From the Research
For patients with Wellens syndrome, a high-risk ECG pattern indicating critical LAD stenosis, switching from aspirin plus clopidogrel to aspirin plus ticagrelor is generally recommended when the patient is diagnosed with acute coronary syndrome (ACS), as supported by the most recent and highest quality study 1.
Key Considerations
- The standard approach would be to administer a loading dose of ticagrelor 180 mg followed by 90 mg twice daily, while continuing aspirin 81 mg daily, as ticagrelor provides more rapid, potent, and consistent platelet inhibition compared to clopidogrel 2.
- This switch should occur as soon as possible after diagnosis, ideally before or immediately after coronary angiography, with no washout period required when switching from clopidogrel to ticagrelor 3.
- Ticagrelor is preferred over clopidogrel in ACS because it translates to better clinical outcomes, including reduced cardiovascular mortality, although it is associated with increased non-CABG-related bleeding risk and dyspnea 4.

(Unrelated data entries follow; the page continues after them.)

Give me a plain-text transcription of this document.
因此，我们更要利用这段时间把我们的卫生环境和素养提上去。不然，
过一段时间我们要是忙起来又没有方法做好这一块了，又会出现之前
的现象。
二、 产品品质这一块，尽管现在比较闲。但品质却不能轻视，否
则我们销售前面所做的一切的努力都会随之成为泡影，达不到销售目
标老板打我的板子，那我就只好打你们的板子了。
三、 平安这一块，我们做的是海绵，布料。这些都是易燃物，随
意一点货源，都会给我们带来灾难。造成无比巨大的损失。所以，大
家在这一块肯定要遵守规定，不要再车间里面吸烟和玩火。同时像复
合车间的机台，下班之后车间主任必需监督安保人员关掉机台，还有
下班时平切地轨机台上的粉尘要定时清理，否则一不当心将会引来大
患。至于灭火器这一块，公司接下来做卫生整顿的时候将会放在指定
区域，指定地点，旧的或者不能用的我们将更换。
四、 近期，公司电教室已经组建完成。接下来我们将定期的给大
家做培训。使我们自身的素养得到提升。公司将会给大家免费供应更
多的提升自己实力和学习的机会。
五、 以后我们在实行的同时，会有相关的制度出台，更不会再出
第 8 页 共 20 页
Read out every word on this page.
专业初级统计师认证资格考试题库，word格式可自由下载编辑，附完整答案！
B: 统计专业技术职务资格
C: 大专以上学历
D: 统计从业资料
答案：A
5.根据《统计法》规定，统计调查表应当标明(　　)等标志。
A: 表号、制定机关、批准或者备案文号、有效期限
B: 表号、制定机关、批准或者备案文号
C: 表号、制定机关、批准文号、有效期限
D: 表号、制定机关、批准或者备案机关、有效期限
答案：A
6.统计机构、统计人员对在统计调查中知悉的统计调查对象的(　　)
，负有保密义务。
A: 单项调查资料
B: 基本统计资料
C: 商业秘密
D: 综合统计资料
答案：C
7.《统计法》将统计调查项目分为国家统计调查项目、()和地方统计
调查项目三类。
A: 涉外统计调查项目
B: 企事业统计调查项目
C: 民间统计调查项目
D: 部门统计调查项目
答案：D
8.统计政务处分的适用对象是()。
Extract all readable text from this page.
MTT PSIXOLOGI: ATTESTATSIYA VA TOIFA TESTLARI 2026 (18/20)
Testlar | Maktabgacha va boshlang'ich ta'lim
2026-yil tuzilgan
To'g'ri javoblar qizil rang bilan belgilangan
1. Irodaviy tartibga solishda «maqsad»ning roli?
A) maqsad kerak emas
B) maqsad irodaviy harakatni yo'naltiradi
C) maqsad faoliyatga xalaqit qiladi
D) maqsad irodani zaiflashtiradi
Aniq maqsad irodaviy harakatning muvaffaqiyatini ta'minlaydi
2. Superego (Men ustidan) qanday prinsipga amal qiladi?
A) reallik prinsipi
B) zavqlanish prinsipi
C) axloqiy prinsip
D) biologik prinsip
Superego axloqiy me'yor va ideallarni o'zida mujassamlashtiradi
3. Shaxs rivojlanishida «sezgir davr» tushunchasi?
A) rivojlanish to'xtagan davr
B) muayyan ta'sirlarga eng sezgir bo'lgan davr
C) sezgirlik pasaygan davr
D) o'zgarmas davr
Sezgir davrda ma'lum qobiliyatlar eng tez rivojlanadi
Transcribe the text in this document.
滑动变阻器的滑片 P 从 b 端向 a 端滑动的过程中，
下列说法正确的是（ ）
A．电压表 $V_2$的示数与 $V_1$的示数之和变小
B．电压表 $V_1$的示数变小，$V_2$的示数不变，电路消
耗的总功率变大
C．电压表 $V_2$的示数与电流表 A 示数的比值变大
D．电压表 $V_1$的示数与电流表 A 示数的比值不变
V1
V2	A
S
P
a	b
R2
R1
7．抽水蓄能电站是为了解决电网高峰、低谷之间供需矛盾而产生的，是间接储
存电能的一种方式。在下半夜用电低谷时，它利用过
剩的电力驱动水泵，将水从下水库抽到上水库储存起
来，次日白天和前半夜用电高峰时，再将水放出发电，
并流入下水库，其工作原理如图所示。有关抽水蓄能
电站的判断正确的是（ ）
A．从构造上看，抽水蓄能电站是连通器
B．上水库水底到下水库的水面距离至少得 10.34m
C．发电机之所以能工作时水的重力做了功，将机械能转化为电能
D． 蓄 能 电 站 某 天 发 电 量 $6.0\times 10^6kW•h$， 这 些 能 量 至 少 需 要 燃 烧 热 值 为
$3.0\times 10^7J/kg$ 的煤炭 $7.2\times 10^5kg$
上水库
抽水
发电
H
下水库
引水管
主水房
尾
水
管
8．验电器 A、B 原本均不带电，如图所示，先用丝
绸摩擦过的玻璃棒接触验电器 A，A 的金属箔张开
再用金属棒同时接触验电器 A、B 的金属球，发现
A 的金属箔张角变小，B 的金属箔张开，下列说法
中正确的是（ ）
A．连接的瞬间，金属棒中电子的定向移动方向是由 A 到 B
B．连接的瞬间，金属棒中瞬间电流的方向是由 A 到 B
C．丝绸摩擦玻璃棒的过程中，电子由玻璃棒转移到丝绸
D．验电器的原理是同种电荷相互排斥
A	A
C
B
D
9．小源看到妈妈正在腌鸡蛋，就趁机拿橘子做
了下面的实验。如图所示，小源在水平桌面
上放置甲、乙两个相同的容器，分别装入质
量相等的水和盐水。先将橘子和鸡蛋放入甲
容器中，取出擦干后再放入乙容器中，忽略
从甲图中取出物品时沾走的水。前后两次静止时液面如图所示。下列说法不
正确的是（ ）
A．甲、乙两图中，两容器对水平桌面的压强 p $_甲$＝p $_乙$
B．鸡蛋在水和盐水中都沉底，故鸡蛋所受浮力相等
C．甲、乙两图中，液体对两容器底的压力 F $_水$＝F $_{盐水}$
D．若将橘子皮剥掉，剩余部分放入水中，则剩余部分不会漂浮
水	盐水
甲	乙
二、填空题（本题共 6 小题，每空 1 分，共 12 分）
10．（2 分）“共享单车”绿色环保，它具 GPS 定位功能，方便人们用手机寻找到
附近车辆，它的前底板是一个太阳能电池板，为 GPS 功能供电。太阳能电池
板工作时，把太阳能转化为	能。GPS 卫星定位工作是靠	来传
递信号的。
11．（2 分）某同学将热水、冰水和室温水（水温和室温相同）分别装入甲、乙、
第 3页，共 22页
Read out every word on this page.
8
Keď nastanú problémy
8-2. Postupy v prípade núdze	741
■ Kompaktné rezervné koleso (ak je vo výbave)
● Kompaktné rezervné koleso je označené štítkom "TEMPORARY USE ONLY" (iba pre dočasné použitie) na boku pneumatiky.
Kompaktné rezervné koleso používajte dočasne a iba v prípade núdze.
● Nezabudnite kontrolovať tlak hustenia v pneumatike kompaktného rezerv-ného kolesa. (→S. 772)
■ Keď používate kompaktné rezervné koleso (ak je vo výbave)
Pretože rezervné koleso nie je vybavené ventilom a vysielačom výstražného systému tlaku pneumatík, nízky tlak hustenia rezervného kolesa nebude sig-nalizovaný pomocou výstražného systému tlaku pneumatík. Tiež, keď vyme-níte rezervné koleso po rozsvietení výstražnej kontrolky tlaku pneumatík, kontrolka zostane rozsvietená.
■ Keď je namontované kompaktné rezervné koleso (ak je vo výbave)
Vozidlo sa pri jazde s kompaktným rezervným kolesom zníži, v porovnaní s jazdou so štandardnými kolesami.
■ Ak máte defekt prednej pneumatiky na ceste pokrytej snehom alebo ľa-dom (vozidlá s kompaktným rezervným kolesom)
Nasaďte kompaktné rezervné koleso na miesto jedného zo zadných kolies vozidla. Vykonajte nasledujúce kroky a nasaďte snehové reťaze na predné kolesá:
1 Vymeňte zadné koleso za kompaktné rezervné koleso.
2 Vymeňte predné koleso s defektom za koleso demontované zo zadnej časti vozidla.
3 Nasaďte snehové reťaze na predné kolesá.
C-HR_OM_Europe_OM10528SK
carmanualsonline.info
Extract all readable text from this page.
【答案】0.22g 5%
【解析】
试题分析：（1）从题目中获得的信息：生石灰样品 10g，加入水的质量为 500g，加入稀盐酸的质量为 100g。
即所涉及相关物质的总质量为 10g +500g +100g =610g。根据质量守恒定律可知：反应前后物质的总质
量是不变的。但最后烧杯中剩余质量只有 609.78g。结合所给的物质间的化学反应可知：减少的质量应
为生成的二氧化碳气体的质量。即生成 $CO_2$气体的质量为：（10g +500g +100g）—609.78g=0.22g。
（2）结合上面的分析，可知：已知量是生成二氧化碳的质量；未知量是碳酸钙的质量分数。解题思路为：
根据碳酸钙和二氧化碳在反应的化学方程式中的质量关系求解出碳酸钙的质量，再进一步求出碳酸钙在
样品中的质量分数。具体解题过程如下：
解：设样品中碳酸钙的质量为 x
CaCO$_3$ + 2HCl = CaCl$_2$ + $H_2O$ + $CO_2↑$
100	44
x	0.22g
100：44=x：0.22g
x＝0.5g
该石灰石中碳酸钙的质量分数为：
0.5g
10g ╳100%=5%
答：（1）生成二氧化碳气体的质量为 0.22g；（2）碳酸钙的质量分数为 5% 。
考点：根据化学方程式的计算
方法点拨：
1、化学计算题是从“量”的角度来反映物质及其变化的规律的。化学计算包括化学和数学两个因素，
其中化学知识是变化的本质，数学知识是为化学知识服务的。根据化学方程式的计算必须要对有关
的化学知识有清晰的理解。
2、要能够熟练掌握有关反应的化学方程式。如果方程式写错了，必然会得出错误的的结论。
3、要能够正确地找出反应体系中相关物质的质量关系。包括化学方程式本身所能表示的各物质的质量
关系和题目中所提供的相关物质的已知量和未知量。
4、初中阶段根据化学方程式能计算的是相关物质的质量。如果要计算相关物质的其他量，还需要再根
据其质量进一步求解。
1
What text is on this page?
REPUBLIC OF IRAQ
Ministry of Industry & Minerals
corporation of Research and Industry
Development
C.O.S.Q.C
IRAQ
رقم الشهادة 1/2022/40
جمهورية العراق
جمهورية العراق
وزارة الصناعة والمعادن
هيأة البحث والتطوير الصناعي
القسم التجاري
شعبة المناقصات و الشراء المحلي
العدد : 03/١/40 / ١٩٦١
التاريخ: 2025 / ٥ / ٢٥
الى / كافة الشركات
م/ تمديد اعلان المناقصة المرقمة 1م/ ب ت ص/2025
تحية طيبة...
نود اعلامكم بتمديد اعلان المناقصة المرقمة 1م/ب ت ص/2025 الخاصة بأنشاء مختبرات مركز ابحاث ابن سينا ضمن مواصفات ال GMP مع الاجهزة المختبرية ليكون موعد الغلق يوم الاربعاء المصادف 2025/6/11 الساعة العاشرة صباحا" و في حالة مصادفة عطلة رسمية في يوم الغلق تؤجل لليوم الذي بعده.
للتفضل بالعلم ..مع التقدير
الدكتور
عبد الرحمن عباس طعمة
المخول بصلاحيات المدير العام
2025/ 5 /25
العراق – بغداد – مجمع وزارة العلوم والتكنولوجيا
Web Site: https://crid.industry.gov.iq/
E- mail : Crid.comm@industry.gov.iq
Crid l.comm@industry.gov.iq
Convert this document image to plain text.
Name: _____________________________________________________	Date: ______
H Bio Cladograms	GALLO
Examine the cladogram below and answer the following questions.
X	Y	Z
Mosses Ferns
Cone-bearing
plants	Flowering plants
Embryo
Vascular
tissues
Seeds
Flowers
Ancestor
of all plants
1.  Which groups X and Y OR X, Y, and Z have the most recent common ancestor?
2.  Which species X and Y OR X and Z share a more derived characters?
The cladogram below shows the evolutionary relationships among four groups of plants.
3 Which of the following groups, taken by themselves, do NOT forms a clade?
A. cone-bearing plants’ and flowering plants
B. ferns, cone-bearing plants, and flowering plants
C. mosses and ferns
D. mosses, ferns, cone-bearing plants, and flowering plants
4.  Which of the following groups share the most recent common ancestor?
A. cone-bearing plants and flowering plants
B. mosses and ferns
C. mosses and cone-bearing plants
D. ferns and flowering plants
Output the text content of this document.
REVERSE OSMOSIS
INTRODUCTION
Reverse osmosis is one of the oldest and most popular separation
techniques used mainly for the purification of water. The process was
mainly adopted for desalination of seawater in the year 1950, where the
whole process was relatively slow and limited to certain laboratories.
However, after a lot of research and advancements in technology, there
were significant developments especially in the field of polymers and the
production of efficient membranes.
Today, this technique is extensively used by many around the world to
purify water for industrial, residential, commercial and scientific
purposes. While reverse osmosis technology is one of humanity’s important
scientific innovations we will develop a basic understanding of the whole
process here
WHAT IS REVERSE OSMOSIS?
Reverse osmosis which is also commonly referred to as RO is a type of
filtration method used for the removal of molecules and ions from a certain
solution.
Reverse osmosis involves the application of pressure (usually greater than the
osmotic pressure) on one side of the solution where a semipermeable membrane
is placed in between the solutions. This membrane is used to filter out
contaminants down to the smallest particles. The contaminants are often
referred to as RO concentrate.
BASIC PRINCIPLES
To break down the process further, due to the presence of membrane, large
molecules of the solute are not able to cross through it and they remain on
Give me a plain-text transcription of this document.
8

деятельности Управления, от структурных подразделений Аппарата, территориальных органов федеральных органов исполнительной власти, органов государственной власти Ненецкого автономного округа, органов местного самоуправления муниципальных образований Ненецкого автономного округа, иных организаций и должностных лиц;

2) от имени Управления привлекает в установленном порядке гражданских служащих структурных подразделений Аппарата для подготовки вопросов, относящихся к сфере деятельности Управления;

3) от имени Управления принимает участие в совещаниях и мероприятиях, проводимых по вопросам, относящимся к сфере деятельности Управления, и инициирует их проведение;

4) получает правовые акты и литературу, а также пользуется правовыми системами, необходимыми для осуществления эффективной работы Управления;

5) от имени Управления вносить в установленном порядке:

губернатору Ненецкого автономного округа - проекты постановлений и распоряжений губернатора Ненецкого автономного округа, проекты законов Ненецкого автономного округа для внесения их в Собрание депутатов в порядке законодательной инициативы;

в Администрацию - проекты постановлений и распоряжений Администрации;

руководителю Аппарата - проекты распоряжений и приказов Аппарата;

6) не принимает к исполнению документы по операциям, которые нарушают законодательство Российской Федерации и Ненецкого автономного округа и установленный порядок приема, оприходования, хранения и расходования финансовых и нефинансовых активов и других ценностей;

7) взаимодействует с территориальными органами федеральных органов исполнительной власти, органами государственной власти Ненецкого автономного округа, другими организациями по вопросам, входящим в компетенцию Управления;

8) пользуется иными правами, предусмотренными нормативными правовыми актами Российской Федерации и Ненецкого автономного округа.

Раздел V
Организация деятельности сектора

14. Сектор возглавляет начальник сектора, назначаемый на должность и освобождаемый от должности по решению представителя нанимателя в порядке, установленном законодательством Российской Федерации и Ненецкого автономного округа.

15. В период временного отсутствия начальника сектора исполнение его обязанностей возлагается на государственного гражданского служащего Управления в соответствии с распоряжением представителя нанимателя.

Important Contraindications and Precautions
- Contraindications include history of intracranial hemorrhage, active pathological bleeding, severe hepatic impairment, and concomitant use of strong CYP3A inhibitors or inducers 2.
- Patients should be counseled to take ticagrelor exactly as prescribed and not to discontinue without consulting their physician due to the high risk of stent thrombosis or recurrent cardiac events 5.
Clinical Decision Making
- The decision to switch from aspirin plus clopidogrel to aspirin plus ticagrelor should be based on individual patient characteristics, including the risk of bleeding and myocardial ischemia, as well as the potential benefits of more potent platelet inhibition 1.
- Clinicians should carefully weigh the benefits and risks of ticagrelor therapy and consider alternative strategies, such as switching to prasugrel or using a shorter duration of dual antiplatelet therapy, in patients with high bleeding risk or other contraindications 4.